As well-intentioned as some of the parent-directed legislation may be, it ignores some important facts. For one thing, studies that show correlations between parental school involvement and positive educational outcomes examine voluntary parental involvement. The parents may have been predisposed to get involved at school due to personal characteristics which themselves increase the likelihood of their children’s success and decrease the likelihood of child truancy, or the school may have presented an attractive environment in which to become an involved parent, which atmosphere might also be partly responsible for school success. So the cause-effect relation is not entirely clear Even if the willing parental involvement is by itself responsible for part of the good educational outcome for some kids, it is not certain that coerced parental involvement will have the same positive results.

Another concern is that “grading” parents may undermine their status or authority in the eyes of their children at a time when those children are in the throes of normal adolescent rebellion. This could be counterproductive, giving kids another excuse to reject school and eschew any personal responsibility for their own success or failure. In addition, some studies have shown a strong correlation between peer group influences and truancy. It is notoriously difficult to control peer group access as children become adolescents, so short of moving, parents may have very little control over their children’s associates. If destructive peer groups are the real problem, pressuring parents to get involved in school or ridiculing their parenting may increase their stress levels without real results for their kids. Finally, there are some researchers who have posited that truancy is a rational response when a school is truly inadequate, and solutions ought to focus on providing alternative schools or even viable home-schooling. In this situation, the research suggests that parents should be allowed to look outside of the school itself, rather than becoming more involved in the school and its rituals.

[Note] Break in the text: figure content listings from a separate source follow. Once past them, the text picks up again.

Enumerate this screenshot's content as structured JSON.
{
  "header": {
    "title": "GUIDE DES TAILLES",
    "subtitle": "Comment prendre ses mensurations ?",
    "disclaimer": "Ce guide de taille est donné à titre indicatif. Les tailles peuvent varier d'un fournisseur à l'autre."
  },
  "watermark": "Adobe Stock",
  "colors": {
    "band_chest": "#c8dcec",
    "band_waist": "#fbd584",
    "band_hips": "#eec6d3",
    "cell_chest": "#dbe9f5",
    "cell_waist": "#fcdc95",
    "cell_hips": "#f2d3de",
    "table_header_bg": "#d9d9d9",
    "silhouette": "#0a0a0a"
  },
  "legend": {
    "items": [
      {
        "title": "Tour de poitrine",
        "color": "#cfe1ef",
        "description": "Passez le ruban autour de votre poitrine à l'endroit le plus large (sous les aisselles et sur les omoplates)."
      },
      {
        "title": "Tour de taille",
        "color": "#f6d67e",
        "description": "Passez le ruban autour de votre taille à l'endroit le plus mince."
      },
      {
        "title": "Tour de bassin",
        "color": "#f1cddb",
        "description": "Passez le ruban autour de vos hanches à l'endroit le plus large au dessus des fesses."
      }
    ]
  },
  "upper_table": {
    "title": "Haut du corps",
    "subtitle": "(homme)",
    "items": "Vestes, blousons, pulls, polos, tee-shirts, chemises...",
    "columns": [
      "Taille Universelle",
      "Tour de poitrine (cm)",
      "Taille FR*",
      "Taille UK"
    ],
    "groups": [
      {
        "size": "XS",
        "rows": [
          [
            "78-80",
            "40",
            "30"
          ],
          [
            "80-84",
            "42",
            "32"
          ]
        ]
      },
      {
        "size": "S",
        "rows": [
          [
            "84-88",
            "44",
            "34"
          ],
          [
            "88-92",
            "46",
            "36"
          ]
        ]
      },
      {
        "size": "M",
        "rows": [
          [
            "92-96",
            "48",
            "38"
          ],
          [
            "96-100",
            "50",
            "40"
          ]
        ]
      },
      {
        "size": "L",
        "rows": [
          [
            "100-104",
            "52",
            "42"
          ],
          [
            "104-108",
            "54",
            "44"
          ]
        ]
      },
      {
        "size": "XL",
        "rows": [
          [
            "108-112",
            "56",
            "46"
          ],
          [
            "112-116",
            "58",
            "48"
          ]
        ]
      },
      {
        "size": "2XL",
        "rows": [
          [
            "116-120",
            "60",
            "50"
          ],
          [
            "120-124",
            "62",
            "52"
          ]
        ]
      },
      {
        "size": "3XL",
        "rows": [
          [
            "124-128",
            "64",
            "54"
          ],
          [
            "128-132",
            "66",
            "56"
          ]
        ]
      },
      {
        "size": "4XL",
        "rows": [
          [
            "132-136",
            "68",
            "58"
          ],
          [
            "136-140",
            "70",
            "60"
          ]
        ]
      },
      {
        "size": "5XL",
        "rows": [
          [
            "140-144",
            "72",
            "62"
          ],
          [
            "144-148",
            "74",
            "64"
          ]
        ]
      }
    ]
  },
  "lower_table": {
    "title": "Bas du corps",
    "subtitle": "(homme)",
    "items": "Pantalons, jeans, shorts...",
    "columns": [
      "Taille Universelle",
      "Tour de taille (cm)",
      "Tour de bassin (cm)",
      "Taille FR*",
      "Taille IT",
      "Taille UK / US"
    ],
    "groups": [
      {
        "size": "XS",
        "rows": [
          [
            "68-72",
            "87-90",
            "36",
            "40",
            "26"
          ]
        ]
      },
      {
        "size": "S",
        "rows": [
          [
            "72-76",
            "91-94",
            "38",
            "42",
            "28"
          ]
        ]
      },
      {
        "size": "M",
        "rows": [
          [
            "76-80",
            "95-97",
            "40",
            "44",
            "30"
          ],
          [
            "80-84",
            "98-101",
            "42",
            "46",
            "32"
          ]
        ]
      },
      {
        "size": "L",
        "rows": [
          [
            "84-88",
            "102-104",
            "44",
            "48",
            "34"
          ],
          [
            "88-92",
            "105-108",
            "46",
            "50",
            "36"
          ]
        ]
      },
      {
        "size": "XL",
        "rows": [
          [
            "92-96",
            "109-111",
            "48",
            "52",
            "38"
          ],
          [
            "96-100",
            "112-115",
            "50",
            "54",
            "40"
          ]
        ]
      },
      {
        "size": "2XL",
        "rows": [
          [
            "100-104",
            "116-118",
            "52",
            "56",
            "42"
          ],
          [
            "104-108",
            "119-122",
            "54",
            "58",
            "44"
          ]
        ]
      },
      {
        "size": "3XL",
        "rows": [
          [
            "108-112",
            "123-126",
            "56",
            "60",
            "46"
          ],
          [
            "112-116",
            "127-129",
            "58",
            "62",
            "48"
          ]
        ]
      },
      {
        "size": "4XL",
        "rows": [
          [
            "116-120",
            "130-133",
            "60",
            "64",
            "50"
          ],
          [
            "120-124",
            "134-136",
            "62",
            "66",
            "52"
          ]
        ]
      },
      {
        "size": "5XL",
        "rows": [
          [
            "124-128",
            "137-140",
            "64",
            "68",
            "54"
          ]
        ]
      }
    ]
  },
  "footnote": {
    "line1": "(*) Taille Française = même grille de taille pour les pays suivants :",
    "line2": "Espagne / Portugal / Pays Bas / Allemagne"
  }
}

The blame-the-parents mentality of the proposed legislation is especially troubling given that there is apparently no provision for individual fact-finding about whether a parent’s lack of involvement is actually causative of a student’s difficulties rather than a reaction to them. Equally troubling is this: since failure and truancy rates are on average higher in inner-city schools, the burden of the laws’ enforcement is likely to fall most heavily on parents who are already struggling with poverty, unemployment, and underfunded schools. This is not likely to result in the kind of school-parent alliance that best serves kids.